Extensive experiments on mathematical reasoning tasks confirmed R3’s superiority. It consistently stabilized RL training, preventing the catastrophic collapses often seen in MoE models without it. R3 also outperformed existing methods like GSPO and TIS in terms of both stability and overall performance across various training configurations (e.g., multi-step and single-step updates, and different base models). The training runs without R3 frequently collapsed, a phenomenon directly linked to abnormally high KL divergence and extreme token distribution values. In contrast, R3 kept these values consistently low, ensuring stable learning.
Beyond preventing collapse, R3 also enhanced the overall optimization and generation behavior. Models trained with R3 exhibited smaller gradient norms, indicating a more stable optimization process.

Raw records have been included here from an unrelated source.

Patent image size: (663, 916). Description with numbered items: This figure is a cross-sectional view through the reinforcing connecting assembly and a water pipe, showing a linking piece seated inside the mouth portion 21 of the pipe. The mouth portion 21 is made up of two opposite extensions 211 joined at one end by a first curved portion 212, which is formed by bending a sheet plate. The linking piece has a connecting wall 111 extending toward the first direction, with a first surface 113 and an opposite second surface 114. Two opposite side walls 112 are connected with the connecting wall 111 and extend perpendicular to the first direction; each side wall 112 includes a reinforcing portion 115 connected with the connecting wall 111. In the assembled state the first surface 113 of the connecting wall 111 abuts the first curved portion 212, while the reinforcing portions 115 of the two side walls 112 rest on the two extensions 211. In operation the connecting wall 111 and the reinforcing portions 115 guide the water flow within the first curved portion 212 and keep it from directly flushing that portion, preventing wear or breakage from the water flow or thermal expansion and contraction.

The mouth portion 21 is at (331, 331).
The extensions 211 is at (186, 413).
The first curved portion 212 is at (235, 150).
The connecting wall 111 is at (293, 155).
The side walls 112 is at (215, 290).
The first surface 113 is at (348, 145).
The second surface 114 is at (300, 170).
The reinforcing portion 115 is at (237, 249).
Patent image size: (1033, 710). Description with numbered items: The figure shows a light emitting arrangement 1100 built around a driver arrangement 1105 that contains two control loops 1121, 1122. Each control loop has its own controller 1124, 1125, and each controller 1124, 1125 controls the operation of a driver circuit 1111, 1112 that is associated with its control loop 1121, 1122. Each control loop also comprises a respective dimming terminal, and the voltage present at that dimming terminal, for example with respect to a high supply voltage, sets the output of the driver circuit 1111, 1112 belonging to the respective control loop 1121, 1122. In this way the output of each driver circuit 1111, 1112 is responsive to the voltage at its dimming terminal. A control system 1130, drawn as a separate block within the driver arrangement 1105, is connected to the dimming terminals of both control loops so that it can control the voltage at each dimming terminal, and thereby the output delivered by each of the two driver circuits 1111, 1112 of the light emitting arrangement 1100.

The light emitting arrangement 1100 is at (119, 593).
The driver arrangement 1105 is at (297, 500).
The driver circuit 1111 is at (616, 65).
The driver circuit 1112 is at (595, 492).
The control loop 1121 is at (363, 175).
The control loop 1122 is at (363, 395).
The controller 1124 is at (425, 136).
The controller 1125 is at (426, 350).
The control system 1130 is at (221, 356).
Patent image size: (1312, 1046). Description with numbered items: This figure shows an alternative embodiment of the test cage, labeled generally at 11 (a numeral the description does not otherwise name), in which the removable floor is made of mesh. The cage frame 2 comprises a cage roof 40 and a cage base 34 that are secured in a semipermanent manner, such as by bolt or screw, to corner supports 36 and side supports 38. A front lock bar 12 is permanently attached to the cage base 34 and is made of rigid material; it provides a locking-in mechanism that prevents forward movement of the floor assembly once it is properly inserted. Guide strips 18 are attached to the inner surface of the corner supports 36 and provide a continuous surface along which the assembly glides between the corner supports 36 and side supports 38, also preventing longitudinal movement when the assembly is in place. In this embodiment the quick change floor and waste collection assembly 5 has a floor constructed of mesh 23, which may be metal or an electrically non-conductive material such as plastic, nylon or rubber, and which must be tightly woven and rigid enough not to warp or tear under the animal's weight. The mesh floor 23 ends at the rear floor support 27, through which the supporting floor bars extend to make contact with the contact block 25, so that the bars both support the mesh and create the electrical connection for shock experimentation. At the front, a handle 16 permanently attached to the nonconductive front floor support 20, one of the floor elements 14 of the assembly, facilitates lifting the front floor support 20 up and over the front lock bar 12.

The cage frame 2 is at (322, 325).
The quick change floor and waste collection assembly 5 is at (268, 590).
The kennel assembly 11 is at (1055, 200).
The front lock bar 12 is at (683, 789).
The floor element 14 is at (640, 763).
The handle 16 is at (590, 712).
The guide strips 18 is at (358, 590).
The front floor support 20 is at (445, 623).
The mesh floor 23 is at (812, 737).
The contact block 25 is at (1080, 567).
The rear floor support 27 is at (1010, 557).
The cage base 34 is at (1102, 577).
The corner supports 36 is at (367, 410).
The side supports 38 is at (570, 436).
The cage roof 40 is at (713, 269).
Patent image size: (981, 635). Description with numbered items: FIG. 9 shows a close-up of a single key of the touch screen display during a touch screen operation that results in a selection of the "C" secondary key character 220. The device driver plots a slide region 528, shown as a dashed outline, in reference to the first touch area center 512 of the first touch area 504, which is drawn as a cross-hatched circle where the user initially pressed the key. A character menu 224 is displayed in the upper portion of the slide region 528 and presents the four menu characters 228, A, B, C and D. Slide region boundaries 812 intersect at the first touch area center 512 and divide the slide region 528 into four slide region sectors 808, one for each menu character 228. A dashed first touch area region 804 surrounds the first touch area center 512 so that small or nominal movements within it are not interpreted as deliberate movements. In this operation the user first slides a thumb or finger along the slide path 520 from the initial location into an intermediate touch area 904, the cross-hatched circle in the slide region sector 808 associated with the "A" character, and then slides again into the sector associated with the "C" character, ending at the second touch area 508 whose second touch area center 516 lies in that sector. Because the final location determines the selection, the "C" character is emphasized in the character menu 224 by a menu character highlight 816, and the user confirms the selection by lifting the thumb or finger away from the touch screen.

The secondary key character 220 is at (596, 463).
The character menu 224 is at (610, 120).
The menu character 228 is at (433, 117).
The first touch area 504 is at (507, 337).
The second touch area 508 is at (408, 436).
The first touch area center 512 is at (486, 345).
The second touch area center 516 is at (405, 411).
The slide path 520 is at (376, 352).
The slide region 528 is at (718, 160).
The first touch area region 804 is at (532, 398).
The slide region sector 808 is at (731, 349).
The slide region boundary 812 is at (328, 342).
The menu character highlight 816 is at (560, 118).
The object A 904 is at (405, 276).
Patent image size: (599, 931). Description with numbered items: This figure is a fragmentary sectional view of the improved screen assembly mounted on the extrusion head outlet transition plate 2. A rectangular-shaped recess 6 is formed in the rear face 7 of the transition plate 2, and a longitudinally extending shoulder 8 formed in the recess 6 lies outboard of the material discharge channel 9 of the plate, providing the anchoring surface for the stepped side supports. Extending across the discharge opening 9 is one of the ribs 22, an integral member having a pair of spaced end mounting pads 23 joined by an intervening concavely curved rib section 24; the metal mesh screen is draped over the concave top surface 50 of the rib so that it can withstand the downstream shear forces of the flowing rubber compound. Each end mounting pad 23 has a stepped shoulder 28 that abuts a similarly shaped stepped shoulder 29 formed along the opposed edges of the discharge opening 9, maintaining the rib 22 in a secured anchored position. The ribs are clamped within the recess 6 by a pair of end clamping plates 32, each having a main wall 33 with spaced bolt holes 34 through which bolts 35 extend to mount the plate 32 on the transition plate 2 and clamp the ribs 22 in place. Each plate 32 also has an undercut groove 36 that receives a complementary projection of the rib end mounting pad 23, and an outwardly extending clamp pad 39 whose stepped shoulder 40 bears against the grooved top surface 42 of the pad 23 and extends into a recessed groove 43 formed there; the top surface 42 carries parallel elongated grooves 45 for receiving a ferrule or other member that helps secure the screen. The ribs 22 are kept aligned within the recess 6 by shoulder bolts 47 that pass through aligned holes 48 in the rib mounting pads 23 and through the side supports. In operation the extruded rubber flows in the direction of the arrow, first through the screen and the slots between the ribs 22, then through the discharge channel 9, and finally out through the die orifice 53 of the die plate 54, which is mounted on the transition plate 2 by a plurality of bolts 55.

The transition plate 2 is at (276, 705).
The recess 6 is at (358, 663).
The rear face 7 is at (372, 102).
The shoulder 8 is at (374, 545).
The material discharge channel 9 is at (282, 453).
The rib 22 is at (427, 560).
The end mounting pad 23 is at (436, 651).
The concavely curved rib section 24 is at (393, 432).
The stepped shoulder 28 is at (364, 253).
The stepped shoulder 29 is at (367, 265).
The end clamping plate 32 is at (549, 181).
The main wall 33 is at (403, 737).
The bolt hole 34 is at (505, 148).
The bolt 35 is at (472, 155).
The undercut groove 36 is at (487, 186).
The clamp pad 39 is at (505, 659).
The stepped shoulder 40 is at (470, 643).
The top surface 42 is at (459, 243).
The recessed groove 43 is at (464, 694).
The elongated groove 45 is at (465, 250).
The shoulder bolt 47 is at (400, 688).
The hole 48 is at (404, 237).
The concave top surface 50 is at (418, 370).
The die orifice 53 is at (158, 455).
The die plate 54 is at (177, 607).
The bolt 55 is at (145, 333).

They also showed a smoother and faster increase in generated sequence length and more stable entropy, suggesting better exploration and quicker convergence to effective strategies.
Also Read:
- Enhancing Language Model Reasoning Through Representation-Based Exploration
- Dynamic Temperature Control Enhances LLM Reasoning in Reinforcement Learning
Broader Implications
The R3 method is designed to be compatible with existing infrastructure, including KVCache prefix caching strategies used in many inference engines. This makes it particularly efficient for multi-turn dialogue and agent tasks, where reusing cached routing masks avoids redundant computations. The authors believe this work offers a new and practical solution for stabilizing RL in MoE models, paving the way for more robust and powerful LLMs.